Judith Taaka says in addition to social barriers, logistical and financial constraints make it difficult for women in Uganda's rural areas to access treatment.
Many healthcare facilities lack the necessary specialised equipment, trained personnel, and infrastructure to provide comprehensive fistula care, forcing women to travel long distances to urban areas for treatment.
Transportation, lodging and medical expenses can be prohibitively expensive for low-income women and their families, exacerbating disparities in access to care and perpetuating cycles of poverty and inequality.
A new dawn
As Rispah undergoes treatment, she's determined to rebuild her life: "I'll advocate for hospital births and fistula awareness".

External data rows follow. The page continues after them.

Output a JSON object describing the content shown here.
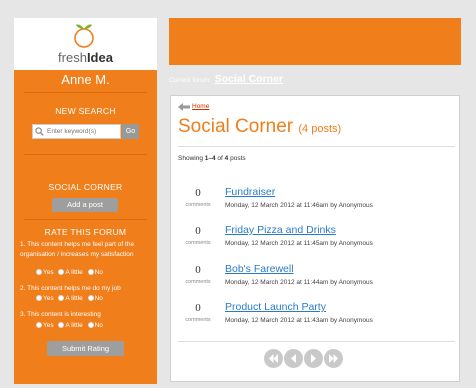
{
  "logo": {
    "text_light": "fresh",
    "text_bold": "Idea"
  },
  "user": {
    "name": "Anne M."
  },
  "search": {
    "title": "NEW SEARCH",
    "placeholder": "Enter keyword(s)",
    "go_label": "Go"
  },
  "social": {
    "title": "SOCIAL CORNER",
    "add_post_label": "Add a post"
  },
  "rate": {
    "title": "RATE THIS FORUM",
    "questions": [
      {
        "text": "1.  This content helps me feel part of the organisation / increases my satisfaction"
      },
      {
        "text": "2.  This content helps me do my job"
      },
      {
        "text": "3.  This content is interesting"
      }
    ],
    "options": [
      "Yes",
      "A little",
      "No"
    ],
    "submit_label": "Submit Rating"
  },
  "header": {
    "forum_prefix": "Current forum:",
    "forum_name": "Social Corner"
  },
  "main": {
    "home_link": "Home",
    "title": "Social Corner",
    "post_count_label": "(4 posts)",
    "showing": {
      "prefix": "Showing ",
      "range": "1–4",
      "middle": " of ",
      "total": "4",
      "suffix": " posts"
    },
    "posts": [
      {
        "count": "0",
        "comments_label": "comments",
        "title": "Fundraiser",
        "meta": "Monday, 12 March 2012 at 11:46am by Anonymous"
      },
      {
        "count": "0",
        "comments_label": "comments",
        "title": "Friday Pizza and Drinks",
        "meta": "Monday, 12 March 2012 at 11:45am by Anonymous"
      },
      {
        "count": "0",
        "comments_label": "comments",
        "title": "Bob's Farewell",
        "meta": "Monday, 12 March 2012 at 11:44am by Anonymous"
      },
      {
        "count": "0",
        "comments_label": "comments",
        "title": "Product Launch Party",
        "meta": "Monday, 12 March 2012 at 11:43am by Anonymous"
      }
    ]
  },
  "colors": {
    "brand_orange": "#f07e1b",
    "link_blue": "#2a7bc6",
    "home_red": "#cc3300"
  },
  "icons": [
    "logo-apple-icon",
    "search-icon",
    "back-arrow-icon",
    "first-page-icon",
    "previous-page-icon",
    "next-page-icon",
    "last-page-icon"
  ]
}
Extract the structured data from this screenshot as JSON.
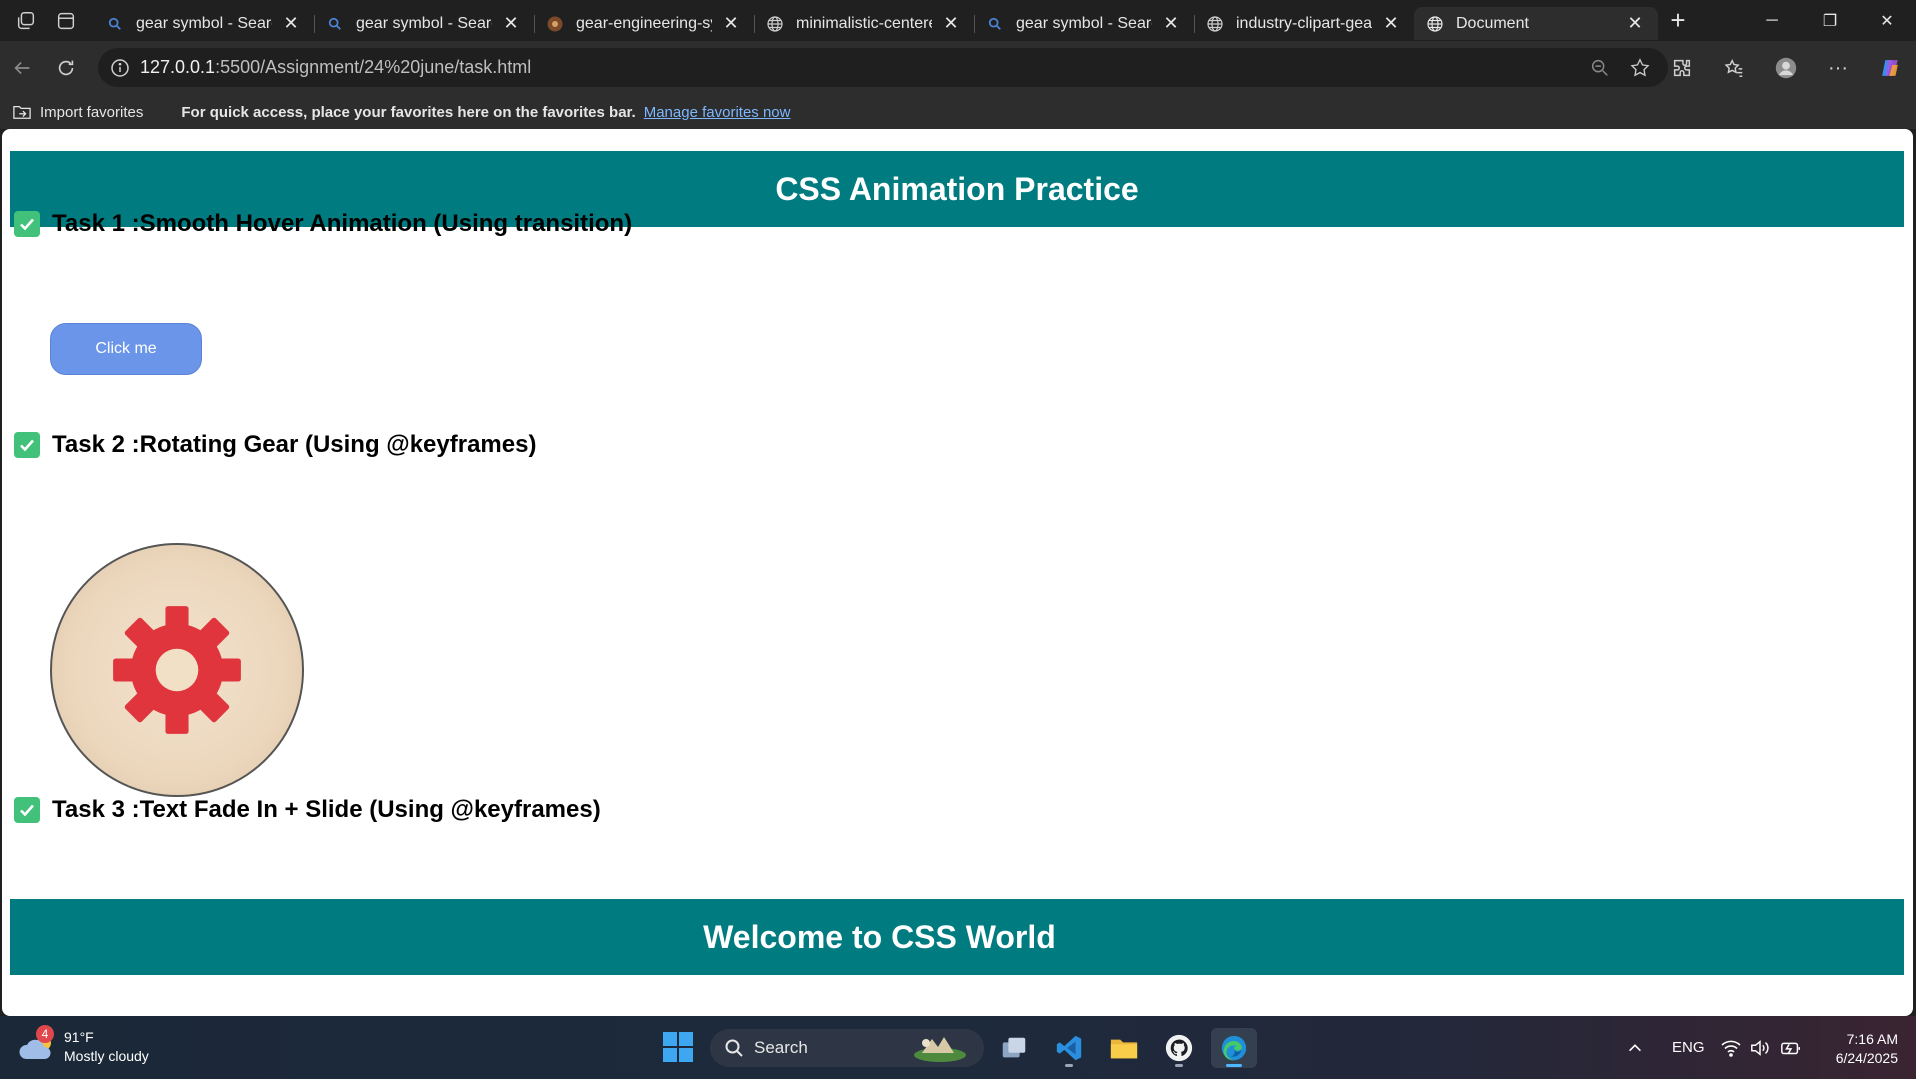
{
  "browser": {
    "tabs": [
      {
        "title": "gear symbol - Search",
        "favicon": "search-icon"
      },
      {
        "title": "gear symbol - Search",
        "favicon": "search-icon"
      },
      {
        "title": "gear-engineering-sym",
        "favicon": "image-icon"
      },
      {
        "title": "minimalistic-centered",
        "favicon": "globe-icon"
      },
      {
        "title": "gear symbol - Search",
        "favicon": "search-icon"
      },
      {
        "title": "industry-clipart-gear-",
        "favicon": "globe-icon"
      },
      {
        "title": "Document",
        "favicon": "globe-icon",
        "active": true
      }
    ],
    "url_host": "127.0.0.1",
    "url_rest": ":5500/Assignment/24%20june/task.html",
    "favorites": {
      "import_label": "Import favorites",
      "message": "For quick access, place your favorites here on the favorites bar.",
      "link": "Manage favorites now"
    }
  },
  "page": {
    "header": "CSS Animation Practice",
    "tasks": [
      {
        "label": "Task 1 :",
        "name": "Smooth Hover Animation (Using transition)"
      },
      {
        "label": "Task 2 :",
        "name": "Rotating Gear (Using @keyframes)"
      },
      {
        "label": "Task 3 :",
        "name": "Text Fade In + Slide (Using @keyframes)"
      }
    ],
    "button_label": "Click me",
    "footer": "Welcome to CSS World",
    "colors": {
      "banner": "#007b80",
      "button": "#6b95e8",
      "gear": "#e0353d",
      "check": "#42c17a"
    }
  },
  "taskbar": {
    "weather_badge": "4",
    "temperature": "91°F",
    "condition": "Mostly cloudy",
    "search_placeholder": "Search",
    "language": "ENG",
    "time": "7:16 AM",
    "date": "6/24/2025"
  }
}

In eastern Uganda, change is underway. With increased awareness, improved healthcare access and community support, the stigma surrounding fistula is slowly lifting.
Richard Mugahi, the health ministry's commissioner for reproductive health, advises mothers to seek medical care from hospitals rather than TBAs, as they can put mothers at risk.
"85% of pregnant mothers can deliver normally, but how sure are you that you are not in the 15%. No mother should risk. Go for all the recommended antenatal services and deliver from a health facility," Mugahi said.